Burmese publications in exile must also assert their independence from other influences, namely the international donors upon which they rely for financial support in the absence of a sustainable business model. In the long run, some publishers and editors are concerned that this may prove to be the greatest challenge to editorial independence. Many Burmese publications in exile seek to diversify their donors, as they worry that depending upon a single source of financial aid makes them vulnerable to pressure from donors that take issue with the publication’s reporting or editorial policies.

The Irrawaddy is among those exiled publications that receive funding from several international donors from European countries and the United States. Without these generous contributions, The Irrawaddy and most other publications produced in exile would not survive for long. But grants from international funding agencies can also bring their share of troubles to publications operating in exile. An incident relating to The Irrawaddy can serve to illustrate the perils of relying on international donors.

In 2002, at a Burma Night panel discussion at the Foreign Correspondents’ Club of Thailand in Bangkok, I came under fire from the former charge d’affaires of the U.S. Embassy in Rangoon, Priscilla A. Clapp, for allegedly condoning the attacks on the United Sates on September 11, 2001. (The charge d’affaires has been the highest-ranking U.S. diplomatic official in Burma since the United States downgraded its diplomatic ties with Rangoon in 1988.) Clapp, who was a guest of honor at the Burma Night discussion, was invited to make a closing remark on a panel discussion, which included this author.

She first praised the “very good journalism of The Irrawaddy” before she said, “I remind [the editor of The Irrawaddy] that he is highly supported by the American government, and we did notice his editorial in the Thai press saying that America deserved the attack on September 11.” She continued sternly, “That does not go unnoticed in Washington.”

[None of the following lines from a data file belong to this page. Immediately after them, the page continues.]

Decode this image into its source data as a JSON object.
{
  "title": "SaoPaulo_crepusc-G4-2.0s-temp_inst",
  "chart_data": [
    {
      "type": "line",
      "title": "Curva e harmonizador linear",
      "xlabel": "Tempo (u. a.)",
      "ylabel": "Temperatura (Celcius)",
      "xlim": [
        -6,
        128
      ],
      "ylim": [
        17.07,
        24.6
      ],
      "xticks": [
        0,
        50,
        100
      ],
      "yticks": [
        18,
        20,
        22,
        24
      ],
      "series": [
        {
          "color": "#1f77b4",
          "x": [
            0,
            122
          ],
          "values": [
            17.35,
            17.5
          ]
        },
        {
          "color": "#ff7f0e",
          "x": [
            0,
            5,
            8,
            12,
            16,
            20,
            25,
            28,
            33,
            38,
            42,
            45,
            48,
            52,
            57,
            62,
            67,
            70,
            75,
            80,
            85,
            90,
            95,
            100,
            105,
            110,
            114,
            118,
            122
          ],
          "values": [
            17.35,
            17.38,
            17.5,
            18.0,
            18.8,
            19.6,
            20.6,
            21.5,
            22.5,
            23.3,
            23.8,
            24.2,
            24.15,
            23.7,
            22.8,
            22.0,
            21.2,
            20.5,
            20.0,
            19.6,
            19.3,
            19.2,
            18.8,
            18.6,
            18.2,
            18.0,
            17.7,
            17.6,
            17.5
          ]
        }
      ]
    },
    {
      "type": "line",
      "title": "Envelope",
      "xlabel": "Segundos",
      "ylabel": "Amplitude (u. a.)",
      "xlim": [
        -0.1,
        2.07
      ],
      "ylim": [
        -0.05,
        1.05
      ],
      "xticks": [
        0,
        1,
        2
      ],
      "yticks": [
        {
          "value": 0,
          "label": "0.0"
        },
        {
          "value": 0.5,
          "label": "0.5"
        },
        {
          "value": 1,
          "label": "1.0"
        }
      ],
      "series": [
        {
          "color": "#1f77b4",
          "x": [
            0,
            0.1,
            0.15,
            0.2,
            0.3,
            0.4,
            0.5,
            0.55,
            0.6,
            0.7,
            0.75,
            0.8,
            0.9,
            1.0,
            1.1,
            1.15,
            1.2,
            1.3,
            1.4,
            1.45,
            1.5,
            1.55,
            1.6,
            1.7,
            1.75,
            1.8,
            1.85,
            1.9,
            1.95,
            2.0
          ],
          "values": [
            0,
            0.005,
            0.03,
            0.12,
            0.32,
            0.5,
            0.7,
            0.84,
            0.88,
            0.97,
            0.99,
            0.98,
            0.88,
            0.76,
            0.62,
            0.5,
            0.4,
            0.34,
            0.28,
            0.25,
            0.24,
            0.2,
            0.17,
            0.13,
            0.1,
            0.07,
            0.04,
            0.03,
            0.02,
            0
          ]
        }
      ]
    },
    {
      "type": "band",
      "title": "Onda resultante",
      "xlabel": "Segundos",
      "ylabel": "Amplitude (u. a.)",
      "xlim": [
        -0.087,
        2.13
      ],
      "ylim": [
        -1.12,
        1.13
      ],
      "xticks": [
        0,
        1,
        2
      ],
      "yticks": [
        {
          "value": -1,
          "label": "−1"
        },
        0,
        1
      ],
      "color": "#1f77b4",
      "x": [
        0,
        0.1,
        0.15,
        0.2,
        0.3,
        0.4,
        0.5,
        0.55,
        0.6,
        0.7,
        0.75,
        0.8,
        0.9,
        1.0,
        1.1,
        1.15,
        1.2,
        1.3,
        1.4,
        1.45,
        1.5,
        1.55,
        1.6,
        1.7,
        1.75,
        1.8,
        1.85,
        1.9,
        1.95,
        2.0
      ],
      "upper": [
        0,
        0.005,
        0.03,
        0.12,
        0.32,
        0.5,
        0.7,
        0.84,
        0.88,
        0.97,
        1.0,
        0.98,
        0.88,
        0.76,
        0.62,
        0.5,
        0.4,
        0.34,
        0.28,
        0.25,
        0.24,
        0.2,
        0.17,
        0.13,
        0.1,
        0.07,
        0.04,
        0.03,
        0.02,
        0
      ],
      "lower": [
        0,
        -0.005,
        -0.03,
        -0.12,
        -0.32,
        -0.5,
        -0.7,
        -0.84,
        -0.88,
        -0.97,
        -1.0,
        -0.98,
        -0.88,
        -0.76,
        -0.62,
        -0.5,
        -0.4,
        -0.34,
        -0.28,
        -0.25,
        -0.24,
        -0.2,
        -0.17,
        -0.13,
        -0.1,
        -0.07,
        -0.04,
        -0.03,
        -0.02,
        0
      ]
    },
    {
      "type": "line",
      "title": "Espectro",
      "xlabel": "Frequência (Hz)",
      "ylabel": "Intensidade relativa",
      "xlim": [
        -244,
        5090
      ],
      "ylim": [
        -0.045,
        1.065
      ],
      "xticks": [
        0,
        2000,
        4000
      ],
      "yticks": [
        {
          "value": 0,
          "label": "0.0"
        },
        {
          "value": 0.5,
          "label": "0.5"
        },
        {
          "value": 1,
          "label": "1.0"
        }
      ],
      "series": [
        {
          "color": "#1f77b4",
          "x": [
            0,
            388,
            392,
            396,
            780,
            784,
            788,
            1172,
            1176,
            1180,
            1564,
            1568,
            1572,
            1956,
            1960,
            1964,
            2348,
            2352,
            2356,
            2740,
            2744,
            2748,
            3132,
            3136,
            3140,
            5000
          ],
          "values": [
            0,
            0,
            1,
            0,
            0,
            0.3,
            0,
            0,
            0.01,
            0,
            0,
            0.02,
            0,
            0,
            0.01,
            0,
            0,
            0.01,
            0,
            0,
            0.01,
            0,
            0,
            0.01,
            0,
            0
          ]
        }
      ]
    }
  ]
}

Just after the September 11th attacks, I wrote an editorial on U.S. foreign policy that appeared on The Irrawaddy’s Web site, as well as in the Bangkok Post. This opinion piece was indeed critical of the Bush administration’s foreign policy but did not say that the United States deserved the attack. Clapp apparently believed she was entitled to make this unwarranted and undiplomatic assault on me, because I am the editor of a magazine that has been receiving grants from the Washington-based National Endowment for Democracy (NED), a congressionally funded organization. NED supports several Burma-related projects promoting democracy, human rights, and media development.

More recently, in March 2006, another Burmese media group, the New Delhi-based Mizzima News agency, was told by NED to retract an essay that it claimed advocated violence. Mizzima pulled the article, but the damage was done. A radical campaign group known as Dictator Watch issued a statement criticizing NED, calling it the “National Endowment for Hypocrisy.”

NED insists that it was not engaging in editorial interference when it called for the withdrawal of the commentary, but was merely taking action because Mizzima had violated one of the conditions of its grant agreement. (Under its charter, NED is specifically prohibited from funding groups that engage in armed struggle. Ironically, the chief editor of Mizzima was a former hijacker who commandeered a Thai Airways International plane to Calcutta from Bangkok in 1990.)

At home and abroad, Burmese journalists face sometimes daunting obstacles in their struggle to survive and preserve their editorial independence. Though the kinds of journalistic courage called upon in each circumstance differ, without strongly adhering to the stance of independence neither entity will function as it should.